Malta’s history dates back so far it’s a little crazy. It would be one of the least surprising places on Earth to find an ancient Star Gate to enable travel to distant worlds, hidden for millennia in the deepest recesses of a cave or somewhere similar. Of course, serious archaeologists and sci fi fans could argue for hours over the feasibility of this. Meanwhile, you can check out architecture in Malta that is thousands of years old. Some “fringe” historians such as Graham Hancock will argue that it’s possible that there is evidence that Malta was quite a civilised place in which to live thousands of years before more conventional wisdom would dictate, but no one will argue that there has been a human presence on the islands for 7,000 years. Similar theories are cogently argued that some of the Egyptian pyramids were built thousands of years earlier than people believe. Whatever your own take is, there are some fine architectural examples from ancient times in Malta, and the culture is strikingly rich in terms of its antiquity. Check out the Hypogeum, hewn out of rock by the ancients and not re-discovered until 1902. It’s on the list of World Heritage Sites drawn up by UNESCO.
The Kordin III prehistoric temples are also worth a look. You might even get to view a session about pottery making – where you’re actually taught how ancient peoples made their bowls and other paraphernalia.

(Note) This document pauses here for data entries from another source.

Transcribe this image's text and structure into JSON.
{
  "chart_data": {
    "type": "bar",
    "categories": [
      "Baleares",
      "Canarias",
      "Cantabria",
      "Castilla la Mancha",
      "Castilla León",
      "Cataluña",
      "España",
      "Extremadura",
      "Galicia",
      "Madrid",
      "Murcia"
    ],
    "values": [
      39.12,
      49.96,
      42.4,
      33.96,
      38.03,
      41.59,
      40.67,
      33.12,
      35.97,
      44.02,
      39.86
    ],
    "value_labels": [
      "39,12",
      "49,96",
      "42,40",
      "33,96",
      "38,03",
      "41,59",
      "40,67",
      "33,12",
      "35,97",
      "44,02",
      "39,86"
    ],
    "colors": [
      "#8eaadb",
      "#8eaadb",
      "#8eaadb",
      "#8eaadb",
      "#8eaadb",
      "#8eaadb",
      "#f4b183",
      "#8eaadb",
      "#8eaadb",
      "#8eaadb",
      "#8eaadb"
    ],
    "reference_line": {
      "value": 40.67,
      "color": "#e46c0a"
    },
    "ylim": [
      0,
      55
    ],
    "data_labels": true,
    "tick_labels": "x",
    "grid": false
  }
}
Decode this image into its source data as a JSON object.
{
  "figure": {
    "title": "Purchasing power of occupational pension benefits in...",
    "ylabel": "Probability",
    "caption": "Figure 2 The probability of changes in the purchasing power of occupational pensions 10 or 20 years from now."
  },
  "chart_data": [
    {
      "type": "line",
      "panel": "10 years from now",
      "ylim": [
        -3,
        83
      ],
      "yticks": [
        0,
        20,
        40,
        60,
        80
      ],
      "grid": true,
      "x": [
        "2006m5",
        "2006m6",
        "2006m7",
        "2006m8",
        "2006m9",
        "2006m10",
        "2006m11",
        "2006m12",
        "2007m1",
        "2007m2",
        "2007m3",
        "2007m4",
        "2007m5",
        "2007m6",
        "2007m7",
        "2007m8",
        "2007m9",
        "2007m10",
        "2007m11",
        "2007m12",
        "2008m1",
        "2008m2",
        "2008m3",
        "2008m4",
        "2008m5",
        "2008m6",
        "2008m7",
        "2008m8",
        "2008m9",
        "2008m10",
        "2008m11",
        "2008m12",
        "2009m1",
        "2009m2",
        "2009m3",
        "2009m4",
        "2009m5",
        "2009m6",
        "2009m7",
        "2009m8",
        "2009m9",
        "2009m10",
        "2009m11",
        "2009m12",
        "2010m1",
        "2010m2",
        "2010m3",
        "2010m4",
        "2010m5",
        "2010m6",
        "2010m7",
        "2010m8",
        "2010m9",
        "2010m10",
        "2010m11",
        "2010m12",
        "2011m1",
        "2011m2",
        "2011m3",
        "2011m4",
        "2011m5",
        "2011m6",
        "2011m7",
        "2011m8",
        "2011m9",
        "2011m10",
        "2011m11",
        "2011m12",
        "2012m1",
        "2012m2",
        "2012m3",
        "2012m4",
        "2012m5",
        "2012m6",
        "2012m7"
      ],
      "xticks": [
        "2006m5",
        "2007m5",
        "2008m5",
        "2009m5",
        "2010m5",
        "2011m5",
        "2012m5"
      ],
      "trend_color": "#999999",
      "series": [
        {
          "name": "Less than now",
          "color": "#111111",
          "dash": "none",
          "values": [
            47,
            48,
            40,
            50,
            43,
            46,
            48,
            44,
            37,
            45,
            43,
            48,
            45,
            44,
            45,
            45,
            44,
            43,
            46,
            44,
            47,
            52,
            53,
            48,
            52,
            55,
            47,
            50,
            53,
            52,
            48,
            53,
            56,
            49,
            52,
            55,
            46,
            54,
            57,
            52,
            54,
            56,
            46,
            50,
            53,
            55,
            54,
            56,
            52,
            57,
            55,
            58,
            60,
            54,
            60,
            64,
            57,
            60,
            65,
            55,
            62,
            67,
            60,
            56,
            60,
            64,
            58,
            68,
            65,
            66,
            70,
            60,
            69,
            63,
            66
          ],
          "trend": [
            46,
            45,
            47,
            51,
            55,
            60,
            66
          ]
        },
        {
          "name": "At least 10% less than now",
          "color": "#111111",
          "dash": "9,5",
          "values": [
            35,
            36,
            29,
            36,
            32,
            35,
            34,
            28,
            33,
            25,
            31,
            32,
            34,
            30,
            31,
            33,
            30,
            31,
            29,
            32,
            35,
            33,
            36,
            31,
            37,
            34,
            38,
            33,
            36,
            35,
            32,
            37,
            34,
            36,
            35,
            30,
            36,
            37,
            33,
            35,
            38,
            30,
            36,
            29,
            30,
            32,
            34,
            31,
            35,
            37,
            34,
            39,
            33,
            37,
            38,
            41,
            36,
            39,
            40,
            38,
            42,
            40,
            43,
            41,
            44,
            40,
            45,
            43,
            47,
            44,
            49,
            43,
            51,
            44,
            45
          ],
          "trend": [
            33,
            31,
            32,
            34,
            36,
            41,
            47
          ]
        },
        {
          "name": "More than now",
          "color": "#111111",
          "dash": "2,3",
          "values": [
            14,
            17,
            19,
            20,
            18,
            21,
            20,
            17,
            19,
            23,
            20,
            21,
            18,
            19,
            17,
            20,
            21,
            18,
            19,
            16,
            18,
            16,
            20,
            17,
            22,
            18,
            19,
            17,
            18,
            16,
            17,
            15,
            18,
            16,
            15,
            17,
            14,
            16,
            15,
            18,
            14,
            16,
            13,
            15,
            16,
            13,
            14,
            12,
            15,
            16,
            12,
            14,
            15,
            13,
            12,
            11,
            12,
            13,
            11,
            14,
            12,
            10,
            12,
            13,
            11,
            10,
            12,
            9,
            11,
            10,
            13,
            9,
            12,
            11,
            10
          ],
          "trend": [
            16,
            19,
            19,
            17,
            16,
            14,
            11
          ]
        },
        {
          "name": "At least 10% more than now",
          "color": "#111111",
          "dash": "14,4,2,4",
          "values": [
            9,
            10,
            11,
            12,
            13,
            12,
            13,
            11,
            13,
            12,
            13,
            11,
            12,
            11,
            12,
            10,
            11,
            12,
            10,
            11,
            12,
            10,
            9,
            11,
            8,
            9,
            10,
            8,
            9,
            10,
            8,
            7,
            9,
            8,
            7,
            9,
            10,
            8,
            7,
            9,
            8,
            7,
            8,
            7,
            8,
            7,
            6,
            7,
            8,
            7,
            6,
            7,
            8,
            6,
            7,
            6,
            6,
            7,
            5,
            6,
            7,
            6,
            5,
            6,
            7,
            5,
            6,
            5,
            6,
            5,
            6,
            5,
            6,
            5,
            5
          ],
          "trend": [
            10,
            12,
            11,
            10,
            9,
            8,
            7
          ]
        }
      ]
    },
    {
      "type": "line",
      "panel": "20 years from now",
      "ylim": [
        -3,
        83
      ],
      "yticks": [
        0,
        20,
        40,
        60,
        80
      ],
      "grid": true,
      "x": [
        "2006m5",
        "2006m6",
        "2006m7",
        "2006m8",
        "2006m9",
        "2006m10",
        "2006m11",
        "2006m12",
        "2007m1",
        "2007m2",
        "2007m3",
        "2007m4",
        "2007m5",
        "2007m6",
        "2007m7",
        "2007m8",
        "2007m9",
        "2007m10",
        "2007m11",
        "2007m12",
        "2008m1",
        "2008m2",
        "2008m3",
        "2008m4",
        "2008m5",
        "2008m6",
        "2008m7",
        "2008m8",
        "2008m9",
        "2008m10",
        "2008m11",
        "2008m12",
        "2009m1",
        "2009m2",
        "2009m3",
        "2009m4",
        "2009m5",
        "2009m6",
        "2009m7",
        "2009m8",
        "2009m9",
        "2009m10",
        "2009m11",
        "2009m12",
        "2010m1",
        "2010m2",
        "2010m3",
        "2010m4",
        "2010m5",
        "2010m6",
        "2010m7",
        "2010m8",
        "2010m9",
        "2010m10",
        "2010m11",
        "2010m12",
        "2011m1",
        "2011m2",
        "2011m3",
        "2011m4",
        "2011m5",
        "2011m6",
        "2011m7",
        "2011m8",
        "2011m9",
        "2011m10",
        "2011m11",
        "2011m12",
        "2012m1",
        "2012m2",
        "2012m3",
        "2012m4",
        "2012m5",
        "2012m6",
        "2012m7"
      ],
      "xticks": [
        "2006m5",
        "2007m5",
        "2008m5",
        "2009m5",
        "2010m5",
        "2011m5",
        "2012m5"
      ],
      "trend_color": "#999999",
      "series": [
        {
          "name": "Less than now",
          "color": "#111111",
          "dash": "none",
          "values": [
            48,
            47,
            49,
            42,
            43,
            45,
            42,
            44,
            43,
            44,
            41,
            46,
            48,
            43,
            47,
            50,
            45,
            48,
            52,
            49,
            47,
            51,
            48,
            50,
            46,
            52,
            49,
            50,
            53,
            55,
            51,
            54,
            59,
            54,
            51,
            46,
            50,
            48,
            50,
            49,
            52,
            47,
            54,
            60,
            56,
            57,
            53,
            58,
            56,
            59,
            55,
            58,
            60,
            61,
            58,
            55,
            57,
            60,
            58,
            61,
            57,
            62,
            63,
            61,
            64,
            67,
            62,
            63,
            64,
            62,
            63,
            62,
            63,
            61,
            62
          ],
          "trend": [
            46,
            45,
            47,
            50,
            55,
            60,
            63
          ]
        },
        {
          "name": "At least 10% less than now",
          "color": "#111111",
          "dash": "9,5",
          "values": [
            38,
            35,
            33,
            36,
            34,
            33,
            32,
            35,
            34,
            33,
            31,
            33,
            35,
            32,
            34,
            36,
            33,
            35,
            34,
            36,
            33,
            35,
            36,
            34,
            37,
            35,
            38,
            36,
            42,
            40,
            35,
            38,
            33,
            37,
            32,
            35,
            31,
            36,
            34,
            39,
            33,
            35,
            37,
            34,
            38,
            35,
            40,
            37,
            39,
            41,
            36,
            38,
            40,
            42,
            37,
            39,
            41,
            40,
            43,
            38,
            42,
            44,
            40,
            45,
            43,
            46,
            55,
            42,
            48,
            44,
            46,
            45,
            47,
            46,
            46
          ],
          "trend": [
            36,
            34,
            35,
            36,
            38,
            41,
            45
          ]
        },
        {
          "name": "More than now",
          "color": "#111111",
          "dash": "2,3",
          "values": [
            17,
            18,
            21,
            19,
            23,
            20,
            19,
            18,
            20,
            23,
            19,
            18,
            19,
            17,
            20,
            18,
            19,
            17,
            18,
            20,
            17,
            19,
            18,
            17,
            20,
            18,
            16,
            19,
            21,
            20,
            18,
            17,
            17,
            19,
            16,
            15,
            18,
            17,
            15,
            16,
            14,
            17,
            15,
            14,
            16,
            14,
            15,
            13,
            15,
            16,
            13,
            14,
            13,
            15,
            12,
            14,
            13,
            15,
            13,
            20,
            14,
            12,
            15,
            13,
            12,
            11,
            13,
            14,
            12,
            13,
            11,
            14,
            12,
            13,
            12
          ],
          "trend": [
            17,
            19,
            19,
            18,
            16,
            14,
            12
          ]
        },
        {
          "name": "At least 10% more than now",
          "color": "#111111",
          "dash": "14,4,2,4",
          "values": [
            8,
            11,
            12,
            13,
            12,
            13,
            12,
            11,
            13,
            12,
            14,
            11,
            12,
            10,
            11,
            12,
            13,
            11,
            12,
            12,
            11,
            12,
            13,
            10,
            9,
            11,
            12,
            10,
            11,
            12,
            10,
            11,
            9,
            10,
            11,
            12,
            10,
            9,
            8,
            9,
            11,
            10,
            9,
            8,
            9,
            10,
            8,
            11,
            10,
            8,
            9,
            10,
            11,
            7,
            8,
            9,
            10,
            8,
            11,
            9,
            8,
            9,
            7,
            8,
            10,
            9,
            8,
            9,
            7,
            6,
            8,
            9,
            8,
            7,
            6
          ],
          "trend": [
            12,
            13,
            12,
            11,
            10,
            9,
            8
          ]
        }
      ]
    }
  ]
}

You will also find plenty of places to visit that deal with the more recent history of Malta. For example, you can find the Malta Maritime Museum in an old naval bakery. The museum contains information on both ancient and apocryphal tales of the sea and on more verified maritime history, covering both Malta and the rest of the Med. The maritime museum houses various items representing the periods of history and pre-history.